The findings demonstrate that integrating reinforcement learning with docking as terminal rewards enables autonomous optimization toward improved predicted binding affinity while balancing synthesizability and drug-likeness. MORLD learns modification policies that outperform random search, reliably enhancing docking scores and maintaining acceptable SA/QED. Across DDR1 and D4DR, generated molecules were competitive with experimentally validated actives by multiple docking programs, suggesting generality across targets and task setups (lead optimization, VS-hit optimization, and de novo generation). The observed reduction in unique outputs over time reflects policy convergence; while it limits diversity, it indicates stable discovery of high-scoring chemotypes. Pose analyses support that improvements are chemically plausible, preserving or introducing favorable interactions in target binding sites. Compared to fragment-based GA methods and ultra-large virtual screening, MORLD requires fewer resources and no target-specific activity data, potentially serving as a practical alternative or complement for early-stage discovery on novel targets. Nonetheless, reliance on docking scores and 2D fingerprints introduces uncertainties, and practical deployment should incorporate orthogonal validation and diversity controls.

MORLD is an autonomous molecule generation and optimization framework that, given only a target 3D structure, modifies or builds ligands to improve predicted binding affinity, while encouraging synthesizability and drug-likeness. It efficiently discovers candidate inhibitors or agonists without target-specific training data, as shown for DDR1 and D4DR, and can operate across scenarios ranging from lead optimization to de novo design. Benchmarks indicate improved docking scores and favorable SA/QED compared to controls and some existing methods, with rapid runtimes on modest hardware and accessible deployment via a public web server. Future work could address limitations by integrating more physics-informed or ML-based scoring, incorporating 3D-aware molecular representations in the policy network, adding explicit diversity-promoting objectives, and constraining chemistry via reaction rules or medicinal chemistry filters to avoid undesirable substructures.

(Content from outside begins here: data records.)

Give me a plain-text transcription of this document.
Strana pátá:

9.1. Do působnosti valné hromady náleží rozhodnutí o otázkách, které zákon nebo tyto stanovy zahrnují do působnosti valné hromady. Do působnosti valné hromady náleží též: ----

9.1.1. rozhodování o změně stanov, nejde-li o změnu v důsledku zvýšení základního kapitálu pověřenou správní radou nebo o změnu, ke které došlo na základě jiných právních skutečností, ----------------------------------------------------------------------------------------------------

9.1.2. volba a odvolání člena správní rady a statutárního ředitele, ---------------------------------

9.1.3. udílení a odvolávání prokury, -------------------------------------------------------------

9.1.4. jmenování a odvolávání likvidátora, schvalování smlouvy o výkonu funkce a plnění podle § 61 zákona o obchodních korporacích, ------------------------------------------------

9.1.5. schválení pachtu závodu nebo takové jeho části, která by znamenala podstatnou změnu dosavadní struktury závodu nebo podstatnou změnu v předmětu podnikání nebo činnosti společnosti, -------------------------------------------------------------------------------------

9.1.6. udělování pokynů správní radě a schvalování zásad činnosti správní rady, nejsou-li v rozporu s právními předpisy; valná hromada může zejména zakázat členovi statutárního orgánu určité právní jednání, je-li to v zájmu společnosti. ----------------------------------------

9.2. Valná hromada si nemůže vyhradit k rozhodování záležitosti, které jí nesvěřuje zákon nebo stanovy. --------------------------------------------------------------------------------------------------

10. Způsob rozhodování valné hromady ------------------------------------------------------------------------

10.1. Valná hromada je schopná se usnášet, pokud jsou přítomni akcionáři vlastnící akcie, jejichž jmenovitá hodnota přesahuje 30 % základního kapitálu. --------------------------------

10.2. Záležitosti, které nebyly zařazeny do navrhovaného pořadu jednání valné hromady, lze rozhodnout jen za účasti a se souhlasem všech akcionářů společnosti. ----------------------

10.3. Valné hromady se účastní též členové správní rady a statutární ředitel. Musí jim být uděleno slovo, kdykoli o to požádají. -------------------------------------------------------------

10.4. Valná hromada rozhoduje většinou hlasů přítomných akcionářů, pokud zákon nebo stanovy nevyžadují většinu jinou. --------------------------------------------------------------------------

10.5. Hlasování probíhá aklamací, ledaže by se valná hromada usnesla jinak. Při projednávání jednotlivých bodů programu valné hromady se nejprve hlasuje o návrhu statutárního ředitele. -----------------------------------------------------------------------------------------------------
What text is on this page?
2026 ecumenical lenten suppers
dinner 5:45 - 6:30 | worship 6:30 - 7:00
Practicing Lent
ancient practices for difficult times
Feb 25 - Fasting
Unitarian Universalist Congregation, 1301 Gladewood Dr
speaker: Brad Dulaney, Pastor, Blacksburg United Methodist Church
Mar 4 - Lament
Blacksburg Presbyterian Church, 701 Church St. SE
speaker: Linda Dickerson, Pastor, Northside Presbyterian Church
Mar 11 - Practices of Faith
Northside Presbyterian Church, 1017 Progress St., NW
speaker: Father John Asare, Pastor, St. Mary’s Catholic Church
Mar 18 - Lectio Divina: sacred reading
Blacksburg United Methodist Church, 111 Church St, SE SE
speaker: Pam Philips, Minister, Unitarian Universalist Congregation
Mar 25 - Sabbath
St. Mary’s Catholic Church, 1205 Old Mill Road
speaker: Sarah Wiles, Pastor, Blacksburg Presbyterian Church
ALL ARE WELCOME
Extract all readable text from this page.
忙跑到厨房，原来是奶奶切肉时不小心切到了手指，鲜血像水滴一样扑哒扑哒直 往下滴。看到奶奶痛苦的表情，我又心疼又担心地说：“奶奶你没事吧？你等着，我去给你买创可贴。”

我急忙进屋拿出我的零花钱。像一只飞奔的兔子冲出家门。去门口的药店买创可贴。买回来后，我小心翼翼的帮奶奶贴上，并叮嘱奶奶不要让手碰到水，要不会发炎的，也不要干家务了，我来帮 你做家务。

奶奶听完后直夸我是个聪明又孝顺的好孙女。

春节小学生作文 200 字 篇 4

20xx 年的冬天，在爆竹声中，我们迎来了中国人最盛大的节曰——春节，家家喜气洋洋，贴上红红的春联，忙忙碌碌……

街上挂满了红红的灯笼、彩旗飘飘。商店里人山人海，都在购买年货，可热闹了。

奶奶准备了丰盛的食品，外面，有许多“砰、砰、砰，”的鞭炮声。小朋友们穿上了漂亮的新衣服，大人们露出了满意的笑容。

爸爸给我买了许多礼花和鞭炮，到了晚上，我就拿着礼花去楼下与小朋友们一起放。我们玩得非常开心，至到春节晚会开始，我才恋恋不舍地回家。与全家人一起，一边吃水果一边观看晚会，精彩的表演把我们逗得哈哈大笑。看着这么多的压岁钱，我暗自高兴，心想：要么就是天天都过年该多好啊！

- Docking limitations: Docking scores imperfectly correlate with true binding affinity; improved scores do not guarantee activity. Consensus scoring helps but does not fully mitigate this. - Target structure dependence: Requires a 3D structure with a druggable pocket; not applicable to targets lacking structures or to intrinsically disordered regions. - Representation constraints: Q-values are based on ECFP (2D), which does not capture 3D conformations and stereochemistry fully, potentially limiting policy learning. - Diversity collapse: RL policy tends to converge to a single optimum, reducing output diversity and increasing redundancy in later episodes. - Search space and chemistry: Atom-based edits face combinatorial explosion; outcomes depend on initial search direction and episode count. Without stricter chemistry constraints, models may generate chemically inadequate substructures; SA and QED are imperfect proxies. - Generalizability: Performance was assessed via docking and property proxies; experimental validation is needed to confirm activity and developability.